The Los Angeles Dodgers defeated the Tampa Bay Rays, 6-2 (box score), in Friday's Game 3 of the 2020 World Series. The Dodgers now have a 2-1 lead in the best-of-seven series, which will continue Saturday night at Arlington's Globe Life Field.
In a matchup of co-aces -- Walker Buehler vs. Charlie Morton -- the Dodgers jumped out to a big lead in Game 3. Third baseman Justin Turner knocked a 397-foot home run off Morton in the first inning to make it 1-0. Los Angeles tacked on two more runs in the third inning via a two-run single from first baseman Max Muncy and then another two in the fourth on a safety squeeze from Austin Barnes and an RBI single from Mookie Betts to make it 5-0. Buehler, who finished a dominant outing with 10 strikeouts in six innings, held the Rays hitless through four innings before Manuel Margot and Willy Adames doubled in the fifth.
Here are four things to know about Game 3.
Buehler was lights out
In the second World Series start of his young career, Dodgers ace Walker Buehler put together a stellar performance for Game 3. Buehler, who had been dealing with blisters this postseason, delivered six innings of one-run ball. He struck out 10 batters and allowed just three hits and a walk. With a performance like that comes accolades like these:
Walker Buehler is the 7th pitcher in Dodgers history with a 10-K World Series outing, joining:— Sarah Langs (@SlangsOnSports) October 24, 2020
Sandy Koufax (3)
Walker Buehler’s 10-K game tonight is the first 10-K game in the World Series since Clayton Kershaw in 2017 World Series Game 1 (11 K)— Sarah Langs (@SlangsOnSports) October 24, 2020
Only others since 2010:
- Adam Wainwright, 2013 G5
- Tim Lincecum, 2010 G5 (at the Rangers, though in the old park)
The 26-year-old right-hander has an impressive World Series resume. Here's Buehler's combined line from his two career games in the Fall Classic: 13 IP, 5 H, 1 R, 17 K, 1 BB. He threw seven shutout innings in Game 3 of the 2018 World Series against the Boston Red Sox. Overall, Buehler has been excellent this postseason and the Dodgers could not be happier with their young stud.

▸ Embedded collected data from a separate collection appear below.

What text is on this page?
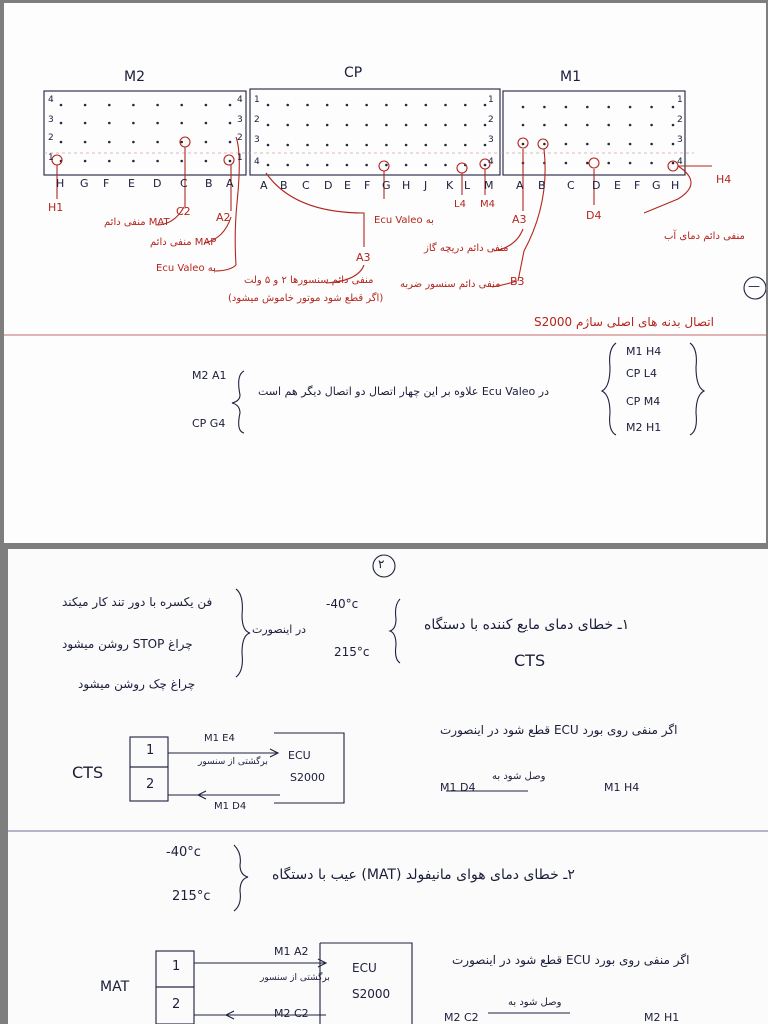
M2	CP	M1
4
3
2
1
4
3
2
1
1
2
3
4
1
2
3
4
1
2
3
4
H G F E D C B A A B C D E F G H J K L M A B C D E F G H
H1
منفی دائم MAT
C2 A2
منفی دائم MAP
Ecu Valeo به
A3
منفی دائم سنسورها ۲ و ۵ ولت
(اگر قطع شود موتور خاموش میشود)
Ecu Valeo به
L4 M4
A3
منفی دائم دریچه گاز
B3
منفی دائم سنسور ضربه
D4
H4
منفی دائم دمای آب
—
اتصال بدنه های اصلی ساژم S2000
M2 A1
CP G4
در Ecu Valeo علاوه بر این چهار اتصال دو اتصال دیگر هم است
M1 H4
CP L4
CP M4
M2 H1
۲
۱ـ خطای دمای مایع کننده با دستگاه
CTS
-40°c
215°c
در اینصورت
فن یکسره با دور تند کار میکند
چراغ STOP روشن میشود
چراغ چک روشن میشود
CTS
1
2
M1 E4
برگشتی از سنسور
M1 D4
ECU
S2000
اگر منفی روی بورد ECU قطع شود در اینصورت
M1 D4
وصل شود به
M1 H4
۲ـ خطای دمای هوای مانیفولد (MAT) عیب با دستگاه
-40°c
215°c
MAT
1
2
M1 A2
برگشتی از سنسور
M2 C2
ECU
S2000
اگر منفی روی بورد ECU قطع شود در اینصورت
M2 C2
وصل شود به
M2 H1
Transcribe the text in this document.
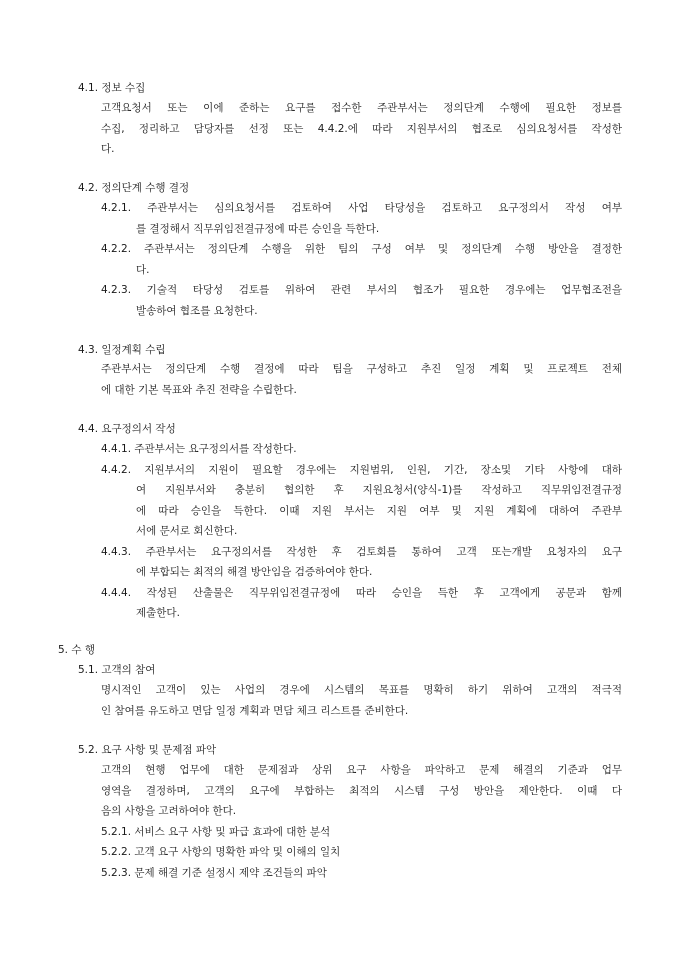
4.1. 정보 수집
고객요청서 또는 이에 준하는 요구를 접수한 주관부서는 정의단계 수행에 필요한 정보를
수집, 정리하고 담당자를 선정 또는 4.4.2.에 따라 지원부서의 협조로 심의요청서를 작성한
다.
4.2. 정의단계 수행 결정
4.2.1. 주관부서는 심의요청서를 검토하여 사업 타당성을 검토하고 요구정의서 작성 여부
를 결정해서 직무위임전결규정에 따른 승인을 득한다.
4.2.2. 주관부서는 정의단계 수행을 위한 팀의 구성 여부 및 정의단계 수행 방안을 결정한
다.
4.2.3. 기술적 타당성 검토를 위하여 관련 부서의 협조가 필요한 경우에는 업무협조전을
발송하여 협조를 요청한다.
4.3. 일정계획 수립
주관부서는 정의단계 수행 결정에 따라 팀을 구성하고 추진 일정 계획 및 프로젝트 전체
에 대한 기본 목표와 추진 전략을 수립한다.
4.4. 요구정의서 작성
4.4.1. 주관부서는 요구정의서를 작성한다.
4.4.2. 지원부서의 지원이 필요할 경우에는 지원범위, 인원, 기간, 장소및 기타 사항에 대하
여 지원부서와 충분히 협의한 후 지원요청서(양식-1)를 작성하고 직무위임전결규정
에 따라 승인을 득한다. 이때 지원 부서는 지원 여부 및 지원 계획에 대하여 주관부
서에 문서로 회신한다.
4.4.3. 주관부서는 요구정의서를 작성한 후 검토회를 통하여 고객 또는개발 요청자의 요구
에 부합되는 최적의 해결 방안임을 검증하여야 한다.
4.4.4. 작성된 산출물은 직무위임전결규정에 따라 승인을 득한 후 고객에게 공문과 함께
제출한다.
5. 수 행
5.1. 고객의 참여
명시적인 고객이 있는 사업의 경우에 시스템의 목표를 명확히 하기 위하여 고객의 적극적
인 참여를 유도하고 면담 일정 계획과 면담 체크 리스트를 준비한다.
5.2. 요구 사항 및 문제점 파악
고객의 현행 업무에 대한 문제점과 상위 요구 사항을 파악하고 문제 해결의 기준과 업무
영역을 결정하며, 고객의 요구에 부합하는 최적의 시스템 구성 방안을 제안한다. 이때 다
음의 사항을 고려하여야 한다.
5.2.1. 서비스 요구 사항 및 파급 효과에 대한 분석
5.2.2. 고객 요구 사항의 명확한 파악 및 이해의 일치
5.2.3. 문제 해결 기준 설정시 제약 조건들의 파악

Walker Buehler: "The more you do these things, the calmer you get."— Bill Shaikin (@BillShaikin) October 24, 2020
Turner continued Dodgers two-out magic
There were concerns that this could be a low-scoring game because the roof at Globe Life Field was closed due to bad weather conditions in Arlington. Rays manager Kevin Cash predicted that the baseball would travel 10-15 feet less with the retractable roof shut. Well, Turner still sent a ball 397 feet in the first inning to open the scoring with a solo homer.
The veteran knocked that homer with two outs in the first. With Turner's homer and Max Muncy's hard-hit RBI single with two outs in the third inning, the Dodgers set the record for most two-out runs in a postseason in the Wild-Card era. The Dodgers have recorded 48 two-out runs during this postseason.
Turner, who has been with the Dodgers for seven seasons, also tied Hall of Famer Duke Snider for the most home runs in Dodgers postseason history, with 11 playoff homers.
That’s Justin Turner’s 11th career postseason HR, tying Duke Snider for most in franchise history— Sarah Langs (@SlangsOnSports) October 24, 2020
Most HR, Dodgers postseason history:
Duke Snider: 11
Justin Turner: 11
Steve Garvey: 10
Corey Seager: 10
Randy kept being Randy
Rays breakout rookie Randy Arozarena tied the MLB record with eight home runs in a single postseason Friday night as he went deep in the ninth inning. He also set the rookie record for hits in a postseason with 23, breaking a tie with Hall of Famer Derek Jeter set in 1996.
Arozarena's eighth 2020 postseason home run came off Dodgers closer Kenley Jansen in the ninth inning with two outs. You can read more on his record-setting long ball here.
While normally great in the playoffs, Rays starter Charlie Morton struggled to shut down the Dodgers offense in a start that lasted just 4 1/3 innings. Morton, 36, was pitching on regular rest and entering Friday's start, Morton was 7-0 with a 1.45 ERA in his past eight postseason appearances. Morton didn't give up a run in his 10 2/3 innings pitched during the ALCS against the Astros, but the Dodgers lineup chased him out of the game after scoring five runs.
Morton struggled to close out at-bats, and that's abnormal considering Morton is normally dominant with two strikes. During the regular season, Morton's opponents hit .170/.207/.284 with two strikes. Beyond that, Morton rarely had given up multiple extra-base hits before Friday's loss in which he gave up three extra-base hits.
Friday's start also saw the end of a streak for Morton; entering Game 3, he had not allowed more than one earned run in each of his last five postseason starts dating back to the 2019 playoffs. It was the second-longest such streak in MLB history, behind Curt Schilling.